The prince, considered the power behind the throne
of his father King Salman, is keen to modernise the largely oil-based Saudi
economy by privatisation or other means but it also needs to find money. The
country is under pressure, with oil prices plunging to their lowest levels in
11 years and more than 70% below where they were in June 2014.
This has put huge strain on Saudi public spending
plans, which were drawn up when prices were much higher and pushed the public
accounts into deficit. Prince Muhammed, however, denied that the country was
facing an economic crisis: “We’re too far from it. We are further than the 80s
and the 90s. We have the third-largest reserve in the world. We were able to
increase our non-oil revenues this year alone by 29%,” he said.
Western oil companies including Shell, BP and
ExxonMobil may be very interested in an opportunity to buy into Saudi Aramco –
even when their own balance sheets are being stretched by a collapsing crude
values. But other state-owned petroleum groups, from China and elsewhere, would
also be keen to take a stake in a company that controls more than 260bn barrels
of reserves.

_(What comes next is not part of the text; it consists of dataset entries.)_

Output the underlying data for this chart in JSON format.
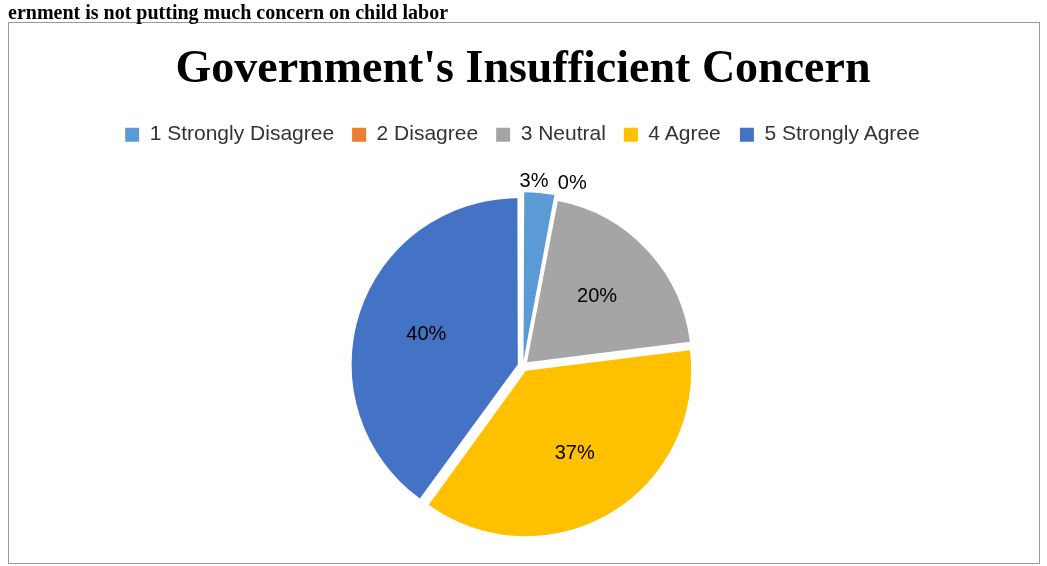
{
  "chart_data": {
    "type": "pie",
    "title": "Government's Insufficient Concern",
    "annotations": [
      "ernment is not putting much concern on child labor"
    ],
    "categories": [
      "1 Strongly Disagree",
      "2 Disagree",
      "3 Neutral",
      "4 Agree",
      "5 Strongly Agree"
    ],
    "values": [
      3,
      0,
      20,
      37,
      40
    ],
    "colors": [
      "#5b9bd5",
      "#ed7d31",
      "#a5a5a5",
      "#ffc000",
      "#4472c4"
    ],
    "value_labels": [
      "3%",
      "0%",
      "20%",
      "37%",
      "40%"
    ],
    "legend": "top"
  }
}
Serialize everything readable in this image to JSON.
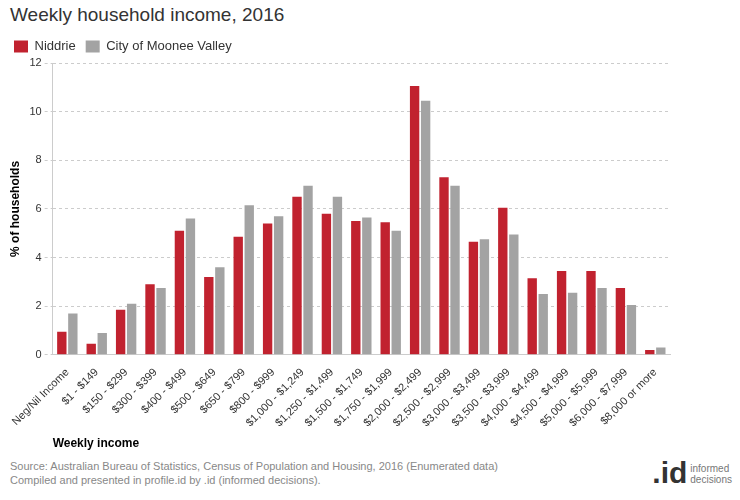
{
  "chart_data": {
    "type": "bar",
    "title": "Weekly household income, 2016",
    "x_label": "Weekly income",
    "y_label": "% of households",
    "categories": [
      "Neg/Nil Income",
      "$1 - $149",
      "$150 - $299",
      "$300 - $399",
      "$400 - $499",
      "$500 - $649",
      "$650 - $799",
      "$800 - $999",
      "$1,000 - $1,249",
      "$1,250 - $1,499",
      "$1,500 - $1,749",
      "$1,750 - $1,999",
      "$2,000 - $2,499",
      "$2,500 - $2,999",
      "$3,000 - $3,499",
      "$3,500 - $3,999",
      "$4,000 - $4,499",
      "$4,500 - $4,999",
      "$5,000 - $5,999",
      "$6,000 - $7,999",
      "$8,000 or more"
    ],
    "series": [
      {
        "name": "Niddrie",
        "color": "#c1222f",
        "values": [
          0.95,
          0.45,
          1.85,
          2.9,
          5.1,
          3.2,
          4.85,
          5.4,
          6.5,
          5.8,
          5.5,
          5.45,
          11.05,
          7.3,
          4.65,
          6.05,
          3.15,
          3.45,
          3.45,
          2.75,
          0.2
        ]
      },
      {
        "name": "City of Moonee Valley",
        "color": "#a3a3a3",
        "values": [
          1.7,
          0.9,
          2.1,
          2.75,
          5.6,
          3.6,
          6.15,
          5.7,
          6.95,
          6.5,
          5.65,
          5.1,
          10.45,
          6.95,
          4.75,
          4.95,
          2.5,
          2.55,
          2.75,
          2.05,
          0.3
        ]
      }
    ],
    "ylim": [
      0,
      12
    ],
    "yticks": [
      0,
      2,
      4,
      6,
      8,
      10,
      12
    ],
    "grid": true,
    "legend": "top-left",
    "source": [
      "Source: Australian Bureau of Statistics, Census of Population and Housing, 2016 (Enumerated data)",
      "Compiled and presented in profile.id by .id (informed decisions)."
    ],
    "logo": [
      ".id",
      "informed",
      "decisions"
    ]
  }
}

Saudi Aramco produces all of Saudi’s 10.25m barrels a day, which
is more than double that of Exxon and Rosneft in Russia.
http://www.theguardian.com/business/2016/jan/07/saudi-arabia-considers-ipo-national-oil-group-aramco
3 Samsung Q4 profit misses expectations (San
Francisco Chronicle) Samsung Electronics has said that its fourth-quarter
profit rose 15 percent over a year earlier, a smaller-than-expected gain as the
world's largest maker of smartphones and memory chips struggles to revive
growth.
The South Korean company reported in its earnings
preview that it recorded 6.1 trillion won ($5.1 billion) in operating profit
for the October-December quarter, compared with 5.3 trillion won a year
earlier. Samsung was expected to report 6.6 trillion won in operating profit.

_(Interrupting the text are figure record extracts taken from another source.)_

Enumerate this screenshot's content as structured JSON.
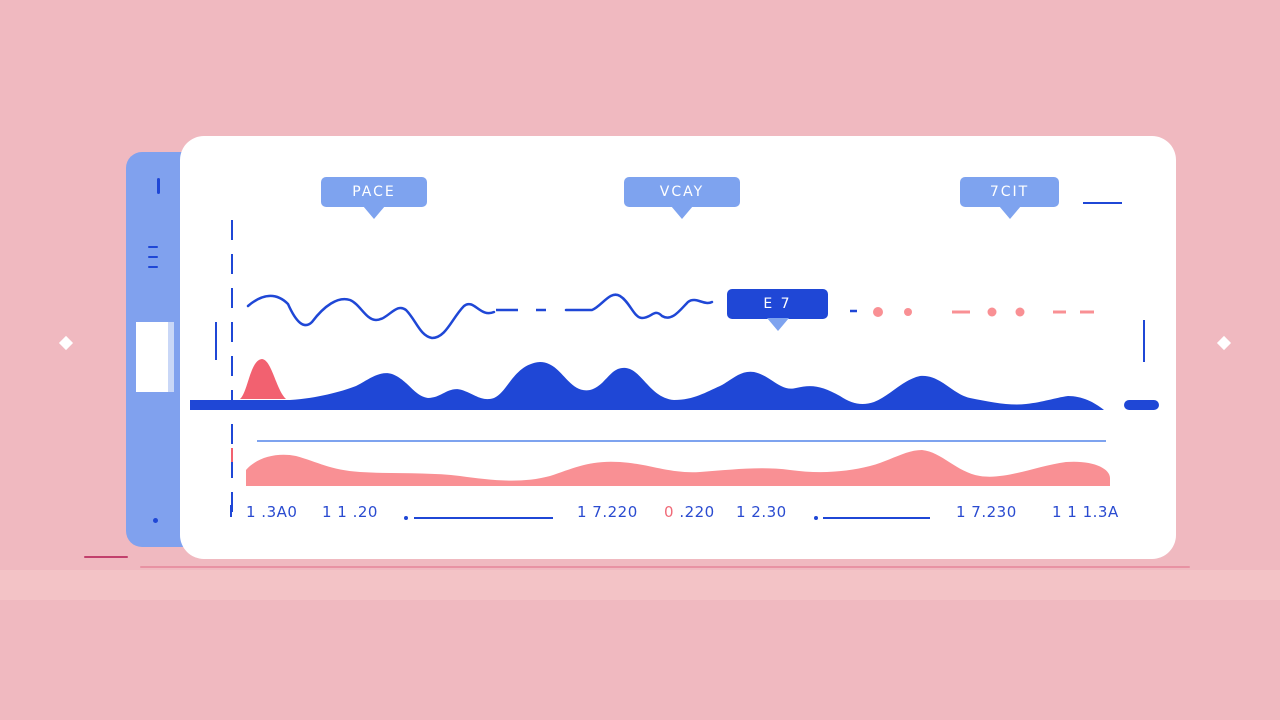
{
  "colors": {
    "background": "#f0b9c0",
    "card": "#ffffff",
    "blue_primary": "#1f47d6",
    "blue_light": "#7ea3ef",
    "pink_wave": "#f99094",
    "red_peak": "#f26170"
  },
  "bubbles": {
    "left": "PACE",
    "middle": "VCAY",
    "right": "7CIT",
    "marker": "E 7"
  },
  "axis": {
    "labels": [
      "1 .3A0",
      "1 1 .20",
      "1 7.220",
      "0 .220",
      "1 2.30",
      "1 7.230",
      "1 1 1.3A"
    ]
  },
  "icons": {
    "sparkle_left": "sparkle-icon",
    "sparkle_right": "sparkle-icon",
    "menu": "hamburger-icon"
  }
}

Sales stayed nearly flat at 53 trillion won ($44.3
billion), also slightly lower than expectations. It did not give net profit or
other details, which will be announced at the end of this month. The
preliminary results showed that the company's annual operating profit likely
posted a slight gain from 2014 after posting more than 30 percent fall in 2014
from 2013.
Analysts recently lowered their forecasts on
Samsung's earnings for the final quarter of 2015, citing weak global demand for
personal computers and smartphones that hurt its semiconductor business. Its
memory chip and mobile processor business have helped partially outweigh its
profit fall from sales of its own smartphones.